Butcher block needs to be sanded before applying the first coat of Waterlox (not only to smooth out any rough areas, but also to remove the oils Ikea uses to protect them during shipment). We also sanded with a very fine grit sandpaper between the third and fourth coats of Waterlox.

 

butcher-block-sanding

 

 

butcher-block-install-joint-compound

 

Along with new counters, we put in a new sink and faucet (for free!). This was actually the sink Tyler removed from his house and he was kind enough to let us have it, as I was looking for a cast iron sink and a farmhouse-style faucet.

 

I almost had a stroke when Shawn and Tyler were setting the sink in place to make sure the cut-out was the right size.

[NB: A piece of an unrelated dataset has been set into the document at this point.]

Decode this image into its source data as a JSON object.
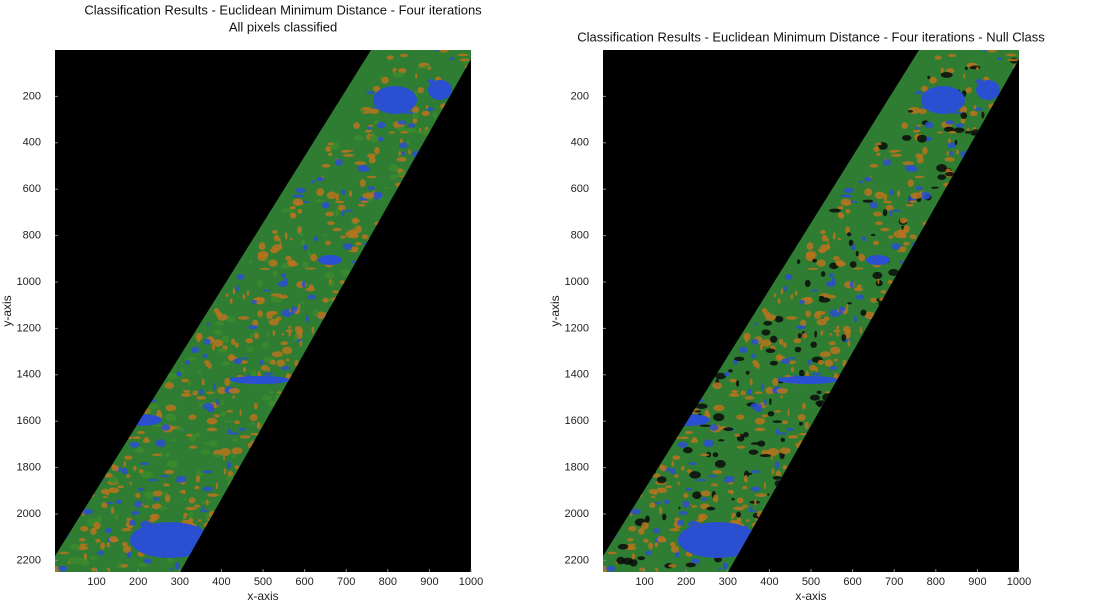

I was certain the whole piece of butcher block would snap in half.

 

butcher-block-cut-out-sink

 

Every piece was set in place for measurements before any cuts were made. As Tyler always says — measure twice, cut once.

 

kitchen-butcher-block-install

 

As I mentioned before, installing butcher block is a super long process – mainly because you need to apply 4 coats of Waterlox, with 24 hours of drying time in between each coat (the undersides of the counters only got 2 coats of Waterlox, since they won’t see much moisture). On top of that, the counters need to cure for 7 days, and you really shouldn’t use them during that time period if you can help it! Applying Waterlox is easy because it’s self-leveling and you really can’t mess it up as long as you use a high quality natural bristle brush.

 

butcher-block-waterlox

 

Tyler applied silicone about every 6 inches to keep the counters in place. He also applied silicone around the sink cut-out before setting the sink in place.

 

butcher-block-install-silicone

 

 

butcher-block-first-piece

 

To fill the seams between two pieces of butcher block we mixed wood filler with sawdust left over from the cutting process.

 

butcher-block-wood-filler

 

 

kitchen-countertops-before-after

 

 

kitchen-butcher-block-after-sink

 

 

kitchen-butcher-block-after-appliances

 

I also finished painting the kitchen “Coventry Gray” by Benjamin Moore – although most of this wall space will be covered by subway tile (hopefully soon).

 

kitchen-butcher-block-after-grey

 

Now we just need to install subway tile, a range hood, crown molding, and open shelving – and paint the cabinets white and give them some hardware – and we can actually call the kitchen done. Almost there, right?